Over the last 50 years, the government has been downsizing mental treatment facilities because care for patients was difficult and outpatient treatments were becoming available. 

In 1995 the Dammasch State Hospital in Wilsonville was closed and then in 2008, the Oregon State Hospital in Salem was evaluated by the US Department of Justice, citing poor living conditions and treatment, among the areas that the hospital needed to remedy. 

Psychiatric treatment could be provided by doctors with outpatient services in the community, thereby saving money while improving outcomes, but funding for these services was not forthcoming and many patients were left without acceptable options.

Mental patients not able to care for themselves often become homeless. A lack of suitable housing only contributes to difficulties. If a crisis occurs, it is the police that are likely responders and this can put a mentally ill person in jail or in the hospital emergency room without getting treatment they need. 

In addition, emergency rooms are the most expensive and least effective places to treat mental illness as they are not equipped with personnel, strategies or resources to handle acute mental health situations. Patients are given short term care and remedial treatment options when long term care is needed.

To deal with this situation in 2013, the police department created five Behavioral Health Unit teams composed of an officer and a mental health clinician who are available 9 am-5 pm on weekdays. 

Even so, police officers are first on the scene and must call for the Behavioral Health Unit teams. They get approximately three referrals a day from patrol officers and assist about 500 people a year.

This year, Portland Street Response was created to be an alternate 911 first responder program. It has been a pilot program in the Lents neighborhood, but is expected to go citywide soon. 

It is organized within the Fire Bureau and they are developing the Community Health Assess & Treat (CHAT) program to provide 911 callers with connection to the right resources for non-emergency health issues.

Currently those in need of immediate mental healthcare can go to the Cascadia Behavioral Healthcare Urgent Walk-in Clinic at 4212 SE Division St. It is home to Project Respond mobile crisis services that are available by calling 503.988.4888.

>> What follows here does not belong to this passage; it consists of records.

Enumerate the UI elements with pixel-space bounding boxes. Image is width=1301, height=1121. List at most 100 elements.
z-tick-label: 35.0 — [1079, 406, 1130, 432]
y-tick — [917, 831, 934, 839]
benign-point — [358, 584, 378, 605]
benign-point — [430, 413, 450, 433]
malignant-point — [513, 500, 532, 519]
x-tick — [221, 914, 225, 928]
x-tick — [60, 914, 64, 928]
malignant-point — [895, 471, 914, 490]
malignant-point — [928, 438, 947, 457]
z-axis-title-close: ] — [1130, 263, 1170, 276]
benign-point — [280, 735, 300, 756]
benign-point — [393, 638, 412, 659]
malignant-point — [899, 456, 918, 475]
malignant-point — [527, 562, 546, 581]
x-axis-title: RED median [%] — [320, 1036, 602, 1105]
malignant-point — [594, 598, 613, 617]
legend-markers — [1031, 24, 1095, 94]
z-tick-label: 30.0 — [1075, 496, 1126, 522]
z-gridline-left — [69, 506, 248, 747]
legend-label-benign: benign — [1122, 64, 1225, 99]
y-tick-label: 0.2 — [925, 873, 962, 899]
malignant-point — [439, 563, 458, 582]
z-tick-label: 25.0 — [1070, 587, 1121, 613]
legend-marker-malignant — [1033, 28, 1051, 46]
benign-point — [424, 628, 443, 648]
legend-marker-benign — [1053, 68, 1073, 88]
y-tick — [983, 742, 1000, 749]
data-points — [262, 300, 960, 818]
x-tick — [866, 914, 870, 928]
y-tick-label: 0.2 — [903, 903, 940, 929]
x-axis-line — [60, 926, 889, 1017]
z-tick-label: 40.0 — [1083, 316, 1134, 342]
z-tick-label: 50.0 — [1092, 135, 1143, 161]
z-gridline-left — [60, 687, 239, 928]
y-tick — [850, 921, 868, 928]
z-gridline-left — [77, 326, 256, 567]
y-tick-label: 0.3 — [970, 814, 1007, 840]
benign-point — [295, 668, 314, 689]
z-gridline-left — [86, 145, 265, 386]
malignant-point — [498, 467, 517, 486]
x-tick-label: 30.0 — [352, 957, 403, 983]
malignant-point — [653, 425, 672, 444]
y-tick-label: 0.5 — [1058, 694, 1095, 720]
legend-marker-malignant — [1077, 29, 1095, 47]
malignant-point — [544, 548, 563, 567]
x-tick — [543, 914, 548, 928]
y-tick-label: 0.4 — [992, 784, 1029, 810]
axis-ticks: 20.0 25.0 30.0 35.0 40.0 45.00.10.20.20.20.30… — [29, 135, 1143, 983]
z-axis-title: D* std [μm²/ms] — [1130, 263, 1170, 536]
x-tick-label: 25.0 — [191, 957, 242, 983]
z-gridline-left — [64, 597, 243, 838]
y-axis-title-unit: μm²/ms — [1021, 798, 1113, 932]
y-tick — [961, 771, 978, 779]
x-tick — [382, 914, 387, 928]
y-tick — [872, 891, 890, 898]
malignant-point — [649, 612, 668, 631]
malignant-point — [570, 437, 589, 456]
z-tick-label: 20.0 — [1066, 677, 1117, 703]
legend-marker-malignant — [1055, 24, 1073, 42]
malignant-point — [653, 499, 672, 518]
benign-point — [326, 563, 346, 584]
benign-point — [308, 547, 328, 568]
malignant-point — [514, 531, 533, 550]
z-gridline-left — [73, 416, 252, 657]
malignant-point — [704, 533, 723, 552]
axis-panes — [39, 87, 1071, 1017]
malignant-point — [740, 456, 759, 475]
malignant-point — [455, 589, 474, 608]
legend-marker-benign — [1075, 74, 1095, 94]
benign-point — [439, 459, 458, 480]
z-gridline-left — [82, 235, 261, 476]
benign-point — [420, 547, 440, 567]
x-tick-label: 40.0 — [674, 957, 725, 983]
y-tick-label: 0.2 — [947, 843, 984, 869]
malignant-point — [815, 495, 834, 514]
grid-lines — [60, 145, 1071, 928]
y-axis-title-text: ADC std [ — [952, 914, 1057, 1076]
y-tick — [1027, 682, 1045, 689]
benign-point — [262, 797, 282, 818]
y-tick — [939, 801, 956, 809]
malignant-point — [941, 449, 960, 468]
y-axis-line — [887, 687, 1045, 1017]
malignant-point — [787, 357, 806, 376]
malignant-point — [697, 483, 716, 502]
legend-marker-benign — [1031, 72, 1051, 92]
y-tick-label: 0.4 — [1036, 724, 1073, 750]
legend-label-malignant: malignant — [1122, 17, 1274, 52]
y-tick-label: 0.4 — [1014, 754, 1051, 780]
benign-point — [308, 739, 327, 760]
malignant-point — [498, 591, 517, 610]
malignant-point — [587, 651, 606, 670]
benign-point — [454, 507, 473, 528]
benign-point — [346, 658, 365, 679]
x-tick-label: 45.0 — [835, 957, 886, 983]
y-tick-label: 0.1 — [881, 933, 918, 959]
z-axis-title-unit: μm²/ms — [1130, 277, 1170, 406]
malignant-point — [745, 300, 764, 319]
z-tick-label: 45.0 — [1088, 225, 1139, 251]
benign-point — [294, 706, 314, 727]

Portland created the Unity Center for Behavioral Health (UCBH) four years ago to help address the local mental health crisis. It provides care in mental and behavioral health emergencies in an environment designed to focus on getting people good care quickly and effectively. 

The UCBH includes an emergency room for mentally ill patients, a staff of psychiatric providers, nurses, social workers, administrators and over 100 beds for patients with urgent needs. 

The Center was a joint effort between Adventist Health, Kaiser Permanente, Oregon Health & Science University and Legacy Health.

Portland is currently building a facility for those in need to use during recovery, the Behavioral Health and Resource Center, scheduled to open in 2022 to care for patients after leaving a hospital emergency room. 

Multnomah County has approved plans for a new 42 bed mental health center and shelter that will cost $26 million. It will provide space for 60 people suffering from mental illness to recover off the streets and 20 beds for transitional housing. The building is located at 333 SW Park Ave.

The National Alliance of Mental Illness (NAMI) is a national grassroots organization that helps with the education and understanding of the issues around mental wellness. They provide resources, education, training and access to services for the mentally ill and their families. 

Our state chapter, NAMI Oregon, offers a toll-free helpline (not a crisis line) open 9 am-5 pm Monday-Friday, at 800.343.6264 to provide assistance for local callers. 

Additional resources and information are available at namior.org.